Être pauvre coûte cher

Avez-vous déjà entendu l’expression « être pauvre coûte cher »? Cette phrase décrit un phénomène observé chez des familles avec un très faible revenu. Ces ménages ont tendance à payer plus cher certains articles ou services. Par exemple, les chercheurs ont remarqué que ces familles avaient tendance à payer plus cher le papier toilette. Le consommateur moyen peut aller chez Costco pour payer moins cher l’unité ou acheter plusieurs paquets lorsque l’article est en spécial. Pour ça, il faut un petit peu d’argent de côté…ce que les ménages à très faible revenu n’ont pas. Dû à leur situation, ils n’ont pas le choix d’acheter lorsque le besoin (c’est le cas de le dire…badum tss) se présente. Au final, le coût de la vie pour ces familles est plus élevé que pour les familles de la classe moyenne. Je ne vais pas continuer vers ce sujet, mais je vais plutôt l’utiliser comme point de repère pour ma future comparaison.

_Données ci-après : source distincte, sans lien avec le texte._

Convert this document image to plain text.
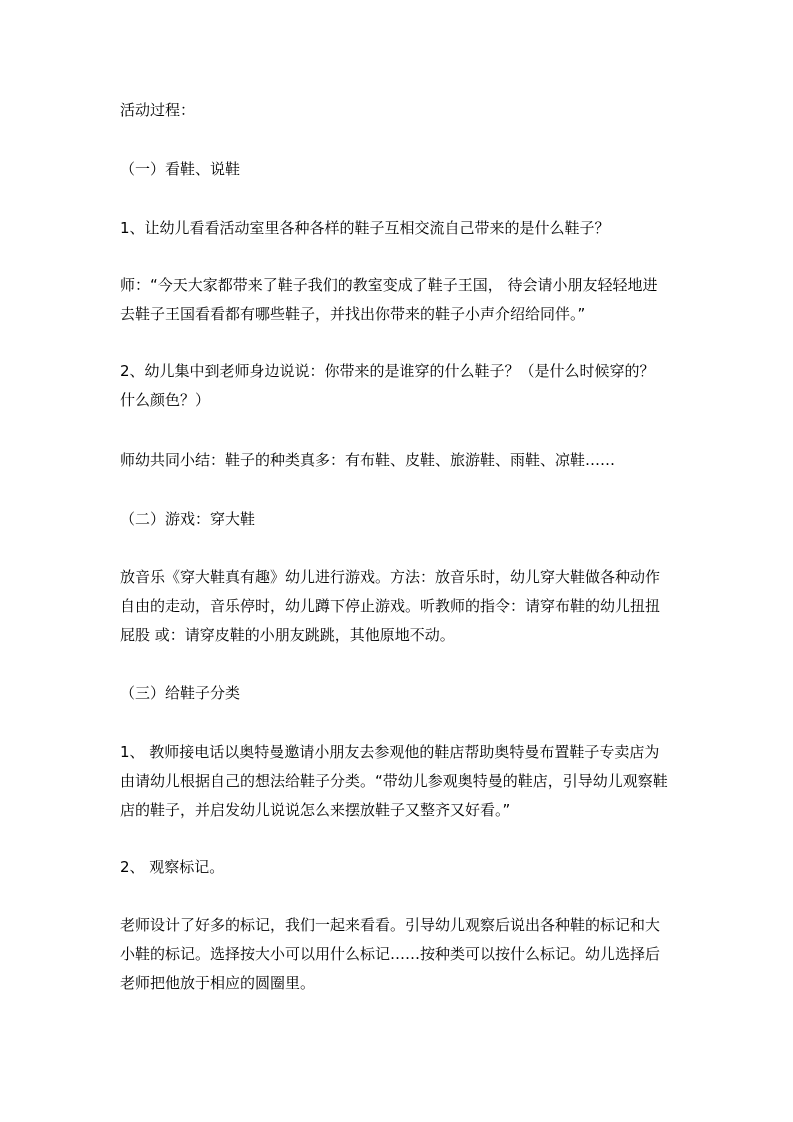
活动过程：

（一）看鞋、说鞋

1、让幼儿看看活动室里各种各样的鞋子互相交流自己带来的是什么鞋子？

师：“今天大家都带来了鞋子我们的教室变成了鞋子王国， 待会请小朋友轻轻地进
去鞋子王国看看都有哪些鞋子，并找出你带来的鞋子小声介绍给同伴。”

2、幼儿集中到老师身边说说：你带来的是谁穿的什么鞋子？（是什么时候穿的？
什么颜色？）

师幼共同小结：鞋子的种类真多：有布鞋、皮鞋、旅游鞋、雨鞋、凉鞋……

（二）游戏：穿大鞋

放音乐《穿大鞋真有趣》幼儿进行游戏。方法：放音乐时，幼儿穿大鞋做各种动作
自由的走动，音乐停时，幼儿蹲下停止游戏。听教师的指令：请穿布鞋的幼儿扭扭
屁股 或：请穿皮鞋的小朋友跳跳，其他原地不动。

（三）给鞋子分类

1、 教师接电话以奥特曼邀请小朋友去参观他的鞋店帮助奥特曼布置鞋子专卖店为
由请幼儿根据自己的想法给鞋子分类。“带幼儿参观奥特曼的鞋店，引导幼儿观察鞋
店的鞋子，并启发幼儿说说怎么来摆放鞋子又整齐又好看。”

2、 观察标记。

老师设计了好多的标记，我们一起来看看。引导幼儿观察后说出各种鞋的标记和大
小鞋的标记。选择按大小可以用什么标记……按种类可以按什么标记。幼儿选择后
老师把他放于相应的圆圈里。
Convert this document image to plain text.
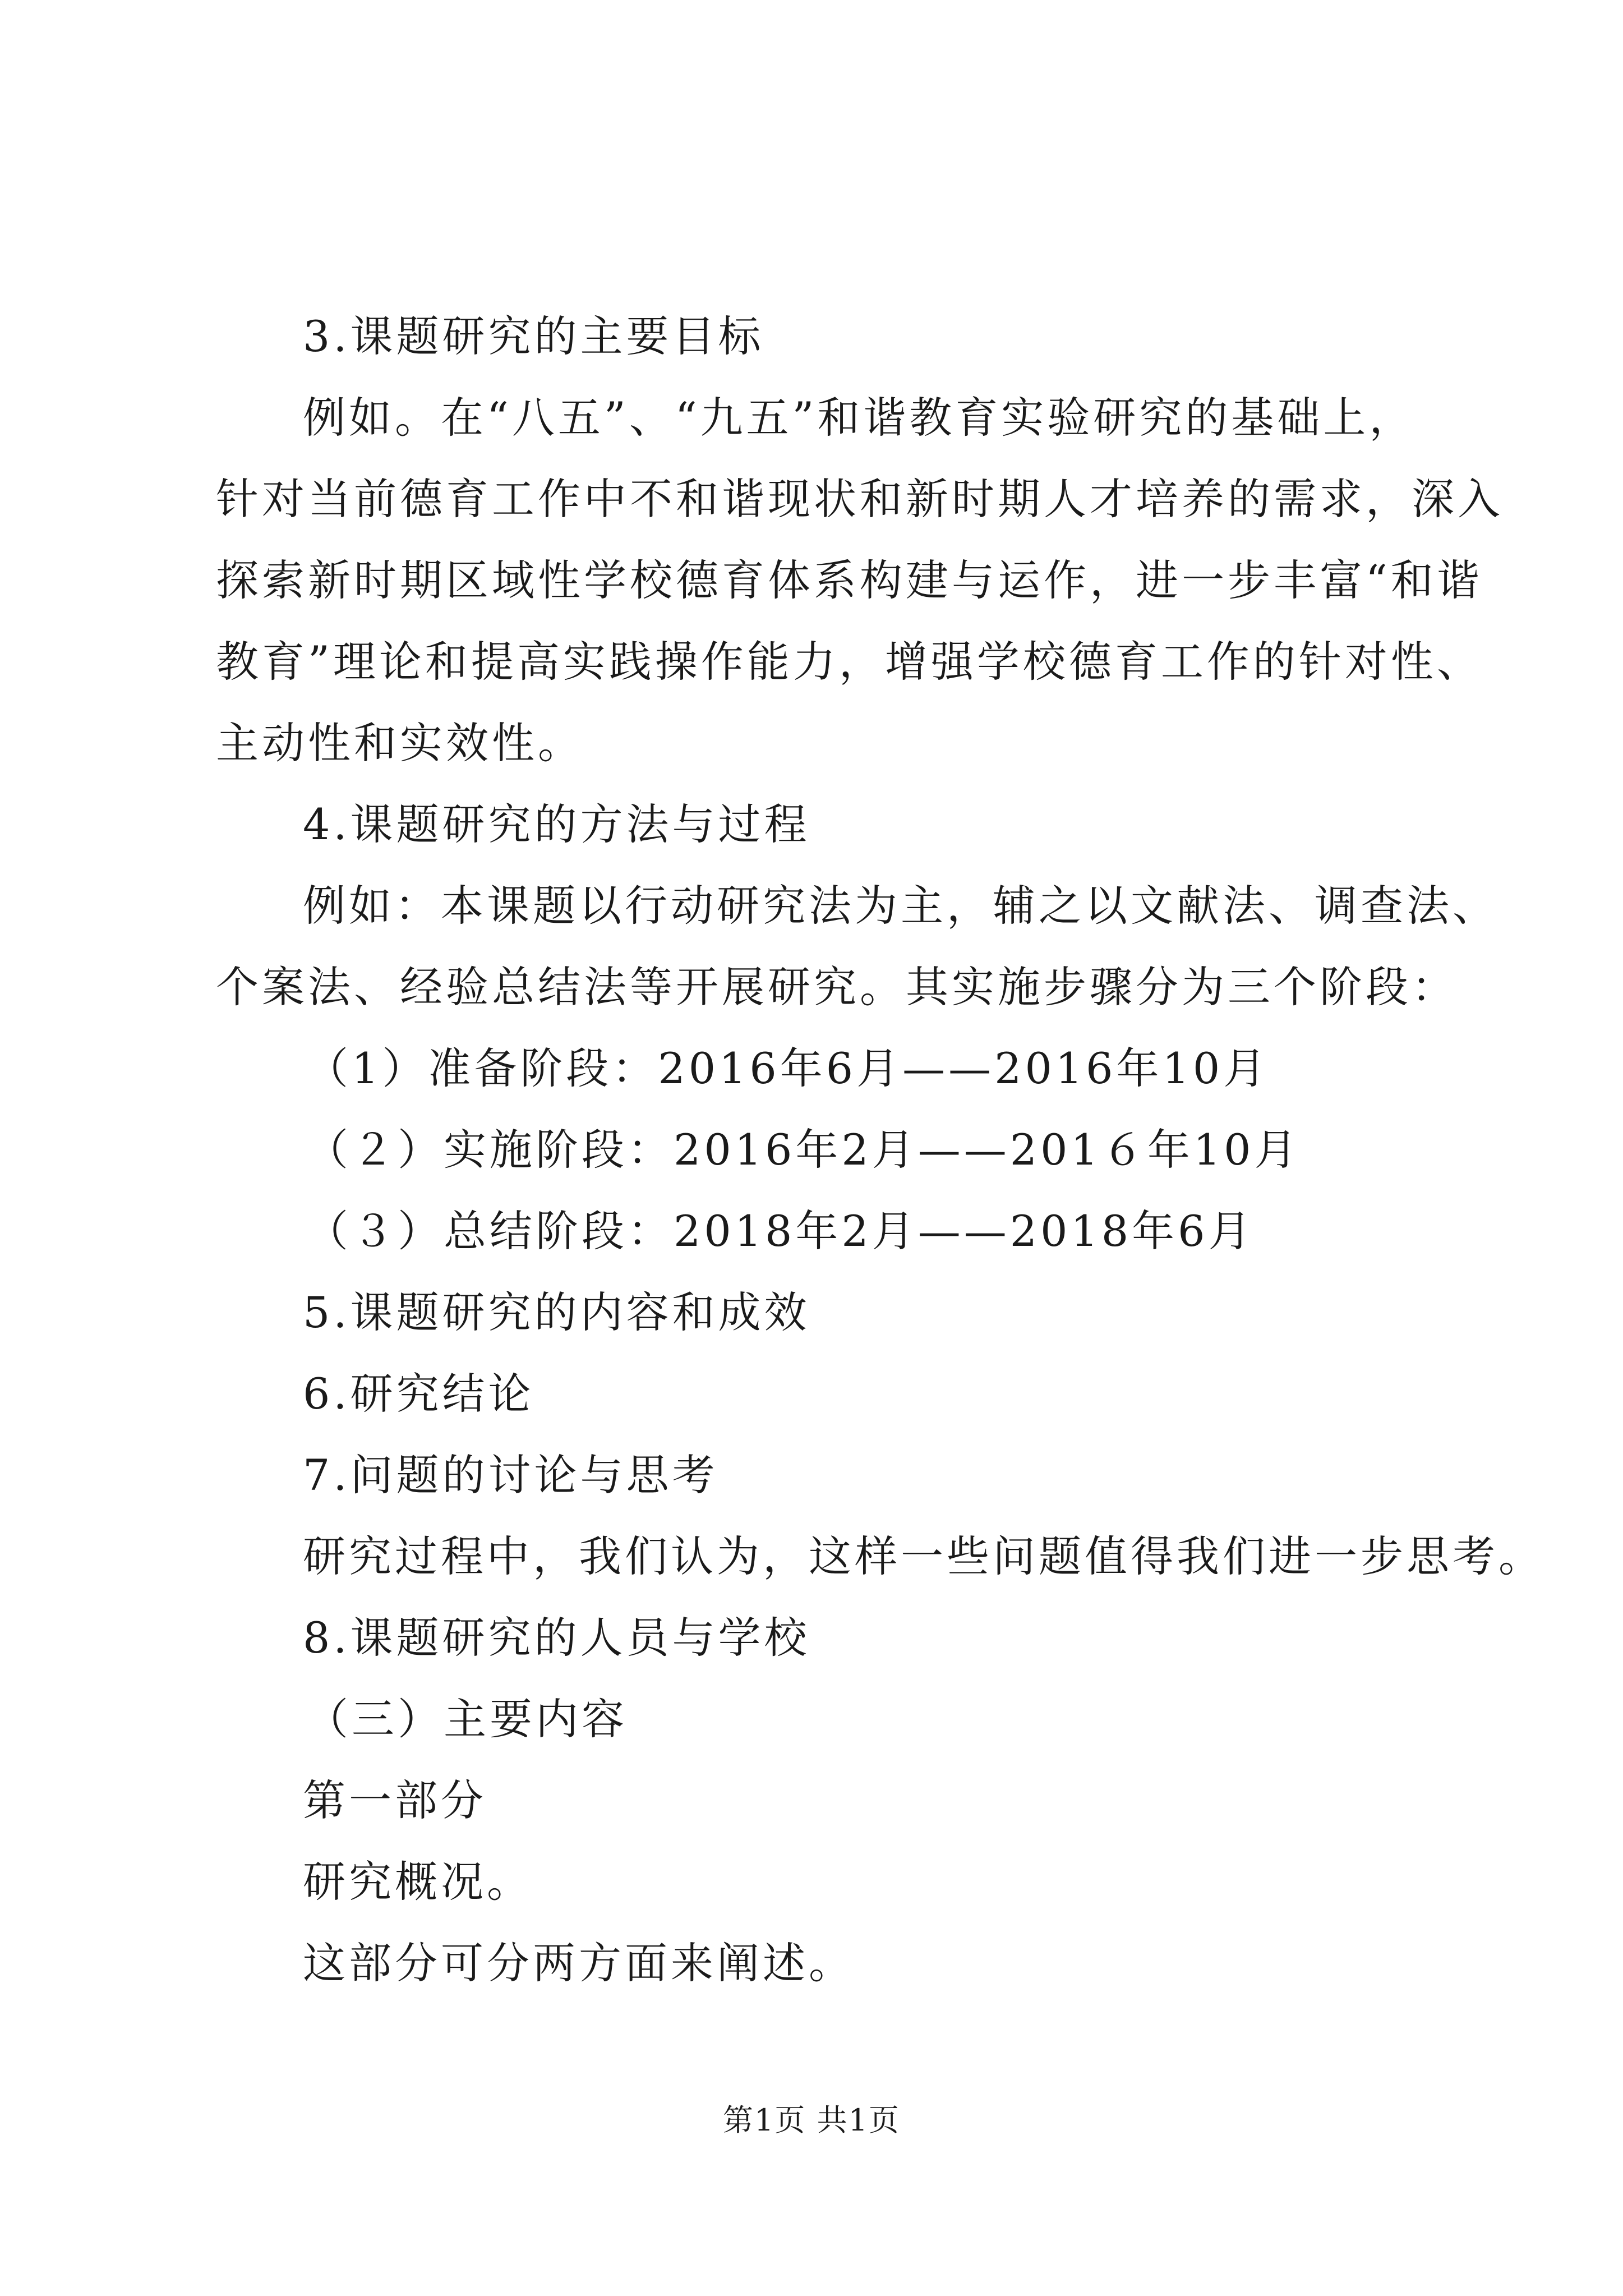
3.课题研究的主要目标
例如。在“八五”、“九五”和谐教育实验研究的基础上，
针对当前德育工作中不和谐现状和新时期人才培养的需求，深入
探索新时期区域性学校德育体系构建与运作，进一步丰富“和谐
教育”理论和提高实践操作能力，增强学校德育工作的针对性、
主动性和实效性。
4.课题研究的方法与过程
例如：本课题以行动研究法为主，辅之以文献法、调查法、
个案法、经验总结法等开展研究。其实施步骤分为三个阶段：
（1）准备阶段：2016年6月——2016年10月
（２）实施阶段：2016年2月——201６年10月
（３）总结阶段：2018年2月——2018年6月
5.课题研究的内容和成效
6.研究结论
7.问题的讨论与思考
研究过程中，我们认为，这样一些问题值得我们进一步思考。
8.课题研究的人员与学校
（三）主要内容
第一部分
研究概况。
这部分可分两方面来阐述。
第1页 共1页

Si j’avais perdu l’important de vue, je vous aurais parlé comment économiser 50$ par année en achetant du papier toilette en spécial. Je ne démonise pas ceux qui le font. Tant que les gens parlent de finance dans son sens large je suis bien satisfait. En fait j’ai moi-même abordé ce type de sujet dans cet article, donc je me vois mal critiquer qui que ce soit. En général, les articles sur les finances personnelles attirent plus de monde que ceux sur l’investissement. Je pense que personne n’est surpris de ça. Les finances personnelles sont plus accessibles au niveau technique et les gens s’identifient davantage dans cet aspect, car ça parle de leur quotidien. Ce que je remarque c’est que les gens sont plus préoccupés à sauver des peanuts que de chercher le pot de peanutstout comme la famille à faible revenu qui cherche à passer au travers de sa semaine.

Je vais faire un second parallèle. On va essayer de ne pas se perdre.

I Am Four Parallel Universes Ahead Of You | Know Your Meme
Vous après avoir lu l’article


Savez-vous pourquoi les enfants de personnes riches sont fréquemment riches? « Parce qu’ils se font aider par leurs parents? » C’est une bonne partie de la réponse, mais on pourrait être davantage précis. Ils sont capables de prendre des risques parce que la famille est derrière. En d’autres mots, ils ont un coussin de sécurité. Si on est comme Trump et qu’on se fait prêter gentiment 1M$ pour partir une entreprise ou faire de l’immobilier, on a un pas de géant devant les autres. La perte du million n’a pas beaucoup de conséquences et le gain est « illimité ». On a le potentiel de l’investissement à grand risque tout en ne courant pas réellement le risque. Le meilleur des 2 mondes.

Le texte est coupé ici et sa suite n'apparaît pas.